Moses is a 51-year-old retired military veteran living in North Portland's Kenton neighborhood who has been helping with operations at the tiny-home village for homeless women. There were 14 people living there but recently one woman left after finding permanent housing.
He's helped with insulating the pods ahead of winter as well as building other needed structures on the site, including a whole new office for a site manager.
He's built needed handrails, closed up an open common area so it can be used during winter and an addition for the women to have consultations with their case managers.
Going down there at least once a day every day for several hours depending on what needs done, Moses gets donations from the community to complete the projects, including funds from Catholic Charities, which manages the site, and Lowes, which donates material.
"I don't do it for any kind of accolade or award, but I will accept it," he said. "I do it because I have a passion for people and I always want to be mindful of that."
Also winning an award especially for work on neighborhood homeless issues was Jennifer Young of the Lents Neighborhood Association. Her Spirit Award came from Commissioner Dan Saltzman, who oversees the Portland Bureau of Transportation.
In the spring, Young helped organize a town hall where commissioners heard how the southeast neighborhood had been affected by homeless camps and RVs.
She recently testified in front of city council when they passed an ordinance banning the sale of derelict RVs.
Outstanding Individual and Organization Leadership Awards:
Community Leader of the Year: Terrance Moses, Lisha Shrestha, and Surya Joshi
Young Leader of the Year: Alisha Zhao
Elder Leader of the Year: Grace G.M. Eagle Reed
City Employee of the Year: Rick Best
Community Group/Organization of the Year: Trauma Intervention Program (T.I.P.)
Equity, Diversity and Inclusion Award: Rebekah Albert
Equity in Practice Partnership of the Year: EPNO Mobile Playgrounds Team
Access and Disability Justice Award: Cascade AIDS Project (CAP)
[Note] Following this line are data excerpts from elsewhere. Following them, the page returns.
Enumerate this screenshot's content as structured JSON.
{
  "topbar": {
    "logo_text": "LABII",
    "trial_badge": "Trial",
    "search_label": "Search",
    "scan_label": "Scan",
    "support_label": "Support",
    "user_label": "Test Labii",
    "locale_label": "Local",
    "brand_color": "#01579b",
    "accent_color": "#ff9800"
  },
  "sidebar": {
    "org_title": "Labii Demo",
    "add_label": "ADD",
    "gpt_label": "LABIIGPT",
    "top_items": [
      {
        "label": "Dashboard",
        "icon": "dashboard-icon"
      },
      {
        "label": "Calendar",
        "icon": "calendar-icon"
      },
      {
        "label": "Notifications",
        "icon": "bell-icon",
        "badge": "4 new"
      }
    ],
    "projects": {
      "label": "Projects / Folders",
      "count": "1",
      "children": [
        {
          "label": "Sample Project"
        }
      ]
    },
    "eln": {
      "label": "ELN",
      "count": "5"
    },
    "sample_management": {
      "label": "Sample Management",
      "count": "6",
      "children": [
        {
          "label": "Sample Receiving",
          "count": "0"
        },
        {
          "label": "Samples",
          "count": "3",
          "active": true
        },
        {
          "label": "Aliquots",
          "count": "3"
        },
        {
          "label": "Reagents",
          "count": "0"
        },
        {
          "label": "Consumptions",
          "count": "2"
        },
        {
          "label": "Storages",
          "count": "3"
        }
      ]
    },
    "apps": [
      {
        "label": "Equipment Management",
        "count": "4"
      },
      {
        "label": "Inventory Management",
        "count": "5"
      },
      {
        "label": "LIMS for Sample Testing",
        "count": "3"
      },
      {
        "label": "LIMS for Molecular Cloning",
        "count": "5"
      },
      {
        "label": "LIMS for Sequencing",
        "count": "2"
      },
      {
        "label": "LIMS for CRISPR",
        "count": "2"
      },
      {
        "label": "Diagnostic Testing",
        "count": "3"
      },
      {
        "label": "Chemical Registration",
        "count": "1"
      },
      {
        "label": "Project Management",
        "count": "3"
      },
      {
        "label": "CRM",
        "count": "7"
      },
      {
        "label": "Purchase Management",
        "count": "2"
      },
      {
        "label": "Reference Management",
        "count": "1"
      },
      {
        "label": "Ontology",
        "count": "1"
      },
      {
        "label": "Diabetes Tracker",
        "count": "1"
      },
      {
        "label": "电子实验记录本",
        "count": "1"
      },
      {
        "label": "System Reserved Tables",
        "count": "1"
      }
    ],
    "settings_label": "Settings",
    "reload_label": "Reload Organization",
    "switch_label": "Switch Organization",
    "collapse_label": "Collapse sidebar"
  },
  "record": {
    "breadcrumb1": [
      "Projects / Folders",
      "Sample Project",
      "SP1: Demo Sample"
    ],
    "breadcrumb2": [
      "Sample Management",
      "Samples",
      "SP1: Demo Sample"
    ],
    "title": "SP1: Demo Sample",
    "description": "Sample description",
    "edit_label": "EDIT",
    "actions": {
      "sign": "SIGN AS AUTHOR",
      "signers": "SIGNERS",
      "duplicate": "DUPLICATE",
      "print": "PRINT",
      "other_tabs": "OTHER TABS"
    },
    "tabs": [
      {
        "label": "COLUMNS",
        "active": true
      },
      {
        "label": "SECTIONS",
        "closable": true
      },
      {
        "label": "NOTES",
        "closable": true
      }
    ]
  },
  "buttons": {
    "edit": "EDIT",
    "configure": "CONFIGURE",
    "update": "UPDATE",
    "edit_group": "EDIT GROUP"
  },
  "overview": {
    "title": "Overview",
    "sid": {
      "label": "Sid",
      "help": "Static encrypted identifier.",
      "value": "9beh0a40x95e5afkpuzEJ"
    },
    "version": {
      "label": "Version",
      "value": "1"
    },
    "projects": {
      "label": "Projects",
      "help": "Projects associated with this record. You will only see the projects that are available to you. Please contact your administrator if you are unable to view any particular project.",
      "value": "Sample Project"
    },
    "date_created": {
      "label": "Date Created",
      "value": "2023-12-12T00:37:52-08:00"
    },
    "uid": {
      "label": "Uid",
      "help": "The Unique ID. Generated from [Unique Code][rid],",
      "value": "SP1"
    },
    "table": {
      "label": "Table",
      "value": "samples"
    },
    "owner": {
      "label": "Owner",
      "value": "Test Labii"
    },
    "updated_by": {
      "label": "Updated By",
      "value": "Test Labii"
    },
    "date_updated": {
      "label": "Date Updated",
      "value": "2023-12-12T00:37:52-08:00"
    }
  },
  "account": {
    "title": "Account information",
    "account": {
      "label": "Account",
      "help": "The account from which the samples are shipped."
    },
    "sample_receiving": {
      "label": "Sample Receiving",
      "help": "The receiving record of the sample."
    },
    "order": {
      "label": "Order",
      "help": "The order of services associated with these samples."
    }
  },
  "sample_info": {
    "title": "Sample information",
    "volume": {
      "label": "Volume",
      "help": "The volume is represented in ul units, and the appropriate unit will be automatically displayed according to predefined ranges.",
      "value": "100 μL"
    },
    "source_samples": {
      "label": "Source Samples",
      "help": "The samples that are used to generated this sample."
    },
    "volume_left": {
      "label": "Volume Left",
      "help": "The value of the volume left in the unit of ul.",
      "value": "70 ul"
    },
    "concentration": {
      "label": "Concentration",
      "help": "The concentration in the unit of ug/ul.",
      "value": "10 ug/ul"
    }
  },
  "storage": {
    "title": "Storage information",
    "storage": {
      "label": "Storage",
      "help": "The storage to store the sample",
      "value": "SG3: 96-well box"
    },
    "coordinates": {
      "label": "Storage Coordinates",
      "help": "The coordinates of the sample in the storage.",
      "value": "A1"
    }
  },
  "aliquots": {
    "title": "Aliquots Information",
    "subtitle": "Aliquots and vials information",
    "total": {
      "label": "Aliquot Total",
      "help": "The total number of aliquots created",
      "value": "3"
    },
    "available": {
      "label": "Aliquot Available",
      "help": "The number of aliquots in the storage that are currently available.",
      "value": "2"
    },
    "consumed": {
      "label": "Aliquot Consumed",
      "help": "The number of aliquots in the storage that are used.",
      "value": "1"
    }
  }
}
Sandy Diedrich Environmental Stewardship of the Year: Nestor Campos
Individual and Organization Awards from Council
Mayor Ted Wheeler: Rick Nitti and Unite Oregon
Commissioner Chloe Eudaly: Kathleen Saadat and The Raging Grannies
Commissioner Amanda Fritz: Katrina Holland and Good in the Hood
Commissioner Nick Fish: Wajdi Said and Rania Ayoub (Muslim Education Trust) and Sexual & Gender Minority Youth Resource Center (SMYRC)
Commissioner Dan Saltzman: Jennifer Young (Lents Neighborhood Association) and Oregon State Fire Marshall's Incident Management Team & Interagency groups deployed to contain and assist with the Eagle Creek Fire.